Anche la società Gavarry ha messo in campo gli avvocati per chiedere il risarcimento dei danni per la mancata approvazione del progetto urbanistico finalizzato alla trasformazione delle aree industriali su cui era insediato la storica fabbrica dei saponi. La società, finita in liquidazione proprio a causa della mancata attuazione dell’iniziativa immobiliare che avrebbe dovuto dare seguito al trasferimento dell’attività produttiva a Valleggia, si è rivolta al Tribunale di Savona chiedendo la condanna del Comune e, in via solidale o alternativa, del soggetto promotore dell’operazione, Alfa Costruzioni Edili, al risarcimento di tutti i danni che sostiene di aver subito in seguito alla vicenda.

Già due anni fa il Comune di Albisola Superiore era stato messo in mora dalla stessa Alfa Costruzioni Edili che aveva chiesto un risarcimento danni pari a 3,3 milioni di euro per il danno conseguente alla mancata approvazione del progetto, oltre ad altri 3,2 milioni “per perdita di occasioni di guadagno e mancato utile scaturente dall’attuazione e dalla commercializzazione dell’iniziativa immobiliare formalizzata nel progetto urbanistico operativo”.

Per tutelare il Comune dalle richieste di Alfa Costruzioni e difendere la legittimità del suo operato, l’Amministrazione si era affidata ad un legale esperto di diritto, l’avv.
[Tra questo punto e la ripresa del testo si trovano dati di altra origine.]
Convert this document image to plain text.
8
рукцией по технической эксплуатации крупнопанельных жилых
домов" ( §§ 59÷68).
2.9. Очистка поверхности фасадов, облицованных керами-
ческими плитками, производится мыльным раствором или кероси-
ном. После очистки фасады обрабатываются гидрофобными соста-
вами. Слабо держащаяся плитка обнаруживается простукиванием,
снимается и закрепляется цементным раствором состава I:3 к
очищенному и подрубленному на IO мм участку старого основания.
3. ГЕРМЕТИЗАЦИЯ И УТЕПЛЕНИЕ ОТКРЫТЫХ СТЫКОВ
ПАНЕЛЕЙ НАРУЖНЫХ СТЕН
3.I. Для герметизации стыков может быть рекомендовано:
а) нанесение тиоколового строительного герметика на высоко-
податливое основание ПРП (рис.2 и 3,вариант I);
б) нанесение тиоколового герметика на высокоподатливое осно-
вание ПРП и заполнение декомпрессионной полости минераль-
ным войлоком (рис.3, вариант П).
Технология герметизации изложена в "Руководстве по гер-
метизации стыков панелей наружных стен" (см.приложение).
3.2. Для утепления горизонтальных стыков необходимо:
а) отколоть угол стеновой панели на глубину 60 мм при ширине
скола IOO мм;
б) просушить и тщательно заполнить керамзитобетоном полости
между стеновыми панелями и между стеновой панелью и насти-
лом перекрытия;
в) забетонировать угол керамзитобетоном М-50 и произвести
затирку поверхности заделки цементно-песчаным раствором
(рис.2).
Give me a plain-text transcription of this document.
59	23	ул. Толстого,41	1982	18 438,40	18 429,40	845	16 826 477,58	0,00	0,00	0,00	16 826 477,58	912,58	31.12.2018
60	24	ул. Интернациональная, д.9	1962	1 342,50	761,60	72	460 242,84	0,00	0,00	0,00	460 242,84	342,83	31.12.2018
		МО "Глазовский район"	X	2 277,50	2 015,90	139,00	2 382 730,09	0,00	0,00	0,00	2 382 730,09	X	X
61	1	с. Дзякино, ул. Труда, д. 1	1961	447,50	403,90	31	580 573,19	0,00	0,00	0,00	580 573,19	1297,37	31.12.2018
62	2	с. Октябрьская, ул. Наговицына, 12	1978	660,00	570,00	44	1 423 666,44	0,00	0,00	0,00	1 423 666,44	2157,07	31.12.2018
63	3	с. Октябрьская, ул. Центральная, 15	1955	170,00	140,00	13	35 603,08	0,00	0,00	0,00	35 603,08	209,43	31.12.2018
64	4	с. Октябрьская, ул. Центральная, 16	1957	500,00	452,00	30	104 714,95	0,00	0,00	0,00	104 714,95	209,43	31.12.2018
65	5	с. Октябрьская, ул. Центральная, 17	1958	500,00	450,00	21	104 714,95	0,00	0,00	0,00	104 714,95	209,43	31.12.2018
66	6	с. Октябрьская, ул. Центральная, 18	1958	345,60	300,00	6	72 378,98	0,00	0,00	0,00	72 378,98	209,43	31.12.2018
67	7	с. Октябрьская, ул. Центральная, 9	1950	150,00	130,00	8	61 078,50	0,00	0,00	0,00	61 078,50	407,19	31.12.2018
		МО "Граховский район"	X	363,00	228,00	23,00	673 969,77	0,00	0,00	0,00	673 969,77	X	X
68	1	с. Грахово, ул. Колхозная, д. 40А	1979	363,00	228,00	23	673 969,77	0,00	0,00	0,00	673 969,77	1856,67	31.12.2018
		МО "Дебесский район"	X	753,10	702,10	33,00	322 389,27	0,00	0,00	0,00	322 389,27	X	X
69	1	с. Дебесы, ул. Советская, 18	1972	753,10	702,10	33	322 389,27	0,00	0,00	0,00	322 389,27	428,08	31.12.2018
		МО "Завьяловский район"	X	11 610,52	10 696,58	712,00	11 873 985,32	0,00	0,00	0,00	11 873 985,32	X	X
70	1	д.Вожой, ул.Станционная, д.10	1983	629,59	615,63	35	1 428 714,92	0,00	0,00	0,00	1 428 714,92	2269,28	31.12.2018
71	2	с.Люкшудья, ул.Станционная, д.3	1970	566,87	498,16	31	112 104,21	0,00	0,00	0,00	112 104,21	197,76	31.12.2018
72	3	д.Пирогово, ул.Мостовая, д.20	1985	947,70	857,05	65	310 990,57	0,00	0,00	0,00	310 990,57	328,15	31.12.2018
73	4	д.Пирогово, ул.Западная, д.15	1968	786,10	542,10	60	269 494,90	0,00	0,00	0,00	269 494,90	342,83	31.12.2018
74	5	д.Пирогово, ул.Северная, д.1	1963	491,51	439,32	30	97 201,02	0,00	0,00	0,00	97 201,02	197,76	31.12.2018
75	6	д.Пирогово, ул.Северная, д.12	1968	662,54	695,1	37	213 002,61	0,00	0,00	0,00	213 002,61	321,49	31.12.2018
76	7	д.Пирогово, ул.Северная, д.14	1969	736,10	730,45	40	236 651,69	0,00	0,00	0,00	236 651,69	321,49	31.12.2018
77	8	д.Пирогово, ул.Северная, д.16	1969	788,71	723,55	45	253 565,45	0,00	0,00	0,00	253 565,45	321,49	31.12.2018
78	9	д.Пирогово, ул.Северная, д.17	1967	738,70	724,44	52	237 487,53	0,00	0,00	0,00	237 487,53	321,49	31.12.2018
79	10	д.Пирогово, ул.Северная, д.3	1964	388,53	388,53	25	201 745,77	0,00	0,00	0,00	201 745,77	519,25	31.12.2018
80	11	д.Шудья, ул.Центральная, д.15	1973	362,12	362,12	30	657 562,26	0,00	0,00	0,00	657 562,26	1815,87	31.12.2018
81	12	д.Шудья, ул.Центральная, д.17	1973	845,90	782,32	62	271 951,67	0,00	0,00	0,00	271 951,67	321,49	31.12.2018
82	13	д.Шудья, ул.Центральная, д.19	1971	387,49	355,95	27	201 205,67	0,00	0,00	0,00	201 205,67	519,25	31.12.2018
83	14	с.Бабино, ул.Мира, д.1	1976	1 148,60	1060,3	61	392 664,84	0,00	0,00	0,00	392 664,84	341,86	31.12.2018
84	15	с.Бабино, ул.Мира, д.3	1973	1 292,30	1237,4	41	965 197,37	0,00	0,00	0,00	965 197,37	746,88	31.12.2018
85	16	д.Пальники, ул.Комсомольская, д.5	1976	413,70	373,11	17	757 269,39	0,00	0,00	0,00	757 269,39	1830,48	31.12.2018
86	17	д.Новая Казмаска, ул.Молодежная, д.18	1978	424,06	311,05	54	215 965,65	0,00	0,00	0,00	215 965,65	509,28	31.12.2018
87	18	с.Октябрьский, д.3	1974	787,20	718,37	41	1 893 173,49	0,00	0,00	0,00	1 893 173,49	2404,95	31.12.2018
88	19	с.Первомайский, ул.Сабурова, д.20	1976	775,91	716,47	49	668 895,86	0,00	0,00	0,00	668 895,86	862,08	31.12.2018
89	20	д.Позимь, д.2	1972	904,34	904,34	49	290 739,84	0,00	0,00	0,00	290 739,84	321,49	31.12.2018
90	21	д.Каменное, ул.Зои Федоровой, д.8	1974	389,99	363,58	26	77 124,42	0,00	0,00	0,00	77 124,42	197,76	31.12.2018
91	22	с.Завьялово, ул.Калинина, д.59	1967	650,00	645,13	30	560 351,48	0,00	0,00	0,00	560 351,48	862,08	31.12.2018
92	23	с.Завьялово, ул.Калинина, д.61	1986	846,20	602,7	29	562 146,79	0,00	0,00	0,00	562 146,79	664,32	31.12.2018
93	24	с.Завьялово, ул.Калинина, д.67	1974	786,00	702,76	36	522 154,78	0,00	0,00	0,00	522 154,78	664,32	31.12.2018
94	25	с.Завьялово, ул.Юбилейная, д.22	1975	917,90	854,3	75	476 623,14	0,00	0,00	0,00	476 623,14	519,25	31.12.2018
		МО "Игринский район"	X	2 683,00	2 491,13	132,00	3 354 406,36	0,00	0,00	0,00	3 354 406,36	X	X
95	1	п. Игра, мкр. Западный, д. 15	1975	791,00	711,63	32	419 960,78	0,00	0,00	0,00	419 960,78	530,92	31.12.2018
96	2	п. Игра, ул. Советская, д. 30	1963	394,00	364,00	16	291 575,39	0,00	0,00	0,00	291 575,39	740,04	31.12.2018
Roberto Damonte, al quale è stato ora esteso l’incarico professionale per far fronte a questa seconda richiesta di risarcimento. Nel frattempo la prima gara per la vendita della fabbrica di Albisola e dei terreni circostanti è andata deserta: l’ex Gavarry è stata stimata 5,6 milioni di euro, ma nessun offerente si è presentato. Nei prossimi mesi ci saranno nuovi tentativi, con una limatura del prezzo base. Gli immobili sono in stato di abbandono dal 2013 quando la produzione e i 34 dipendenti erano stati trasferiti a Valleggia, dove la produzione, a causa della crisi finanziaria, si è definitivamente fermata nel dicembre 2014.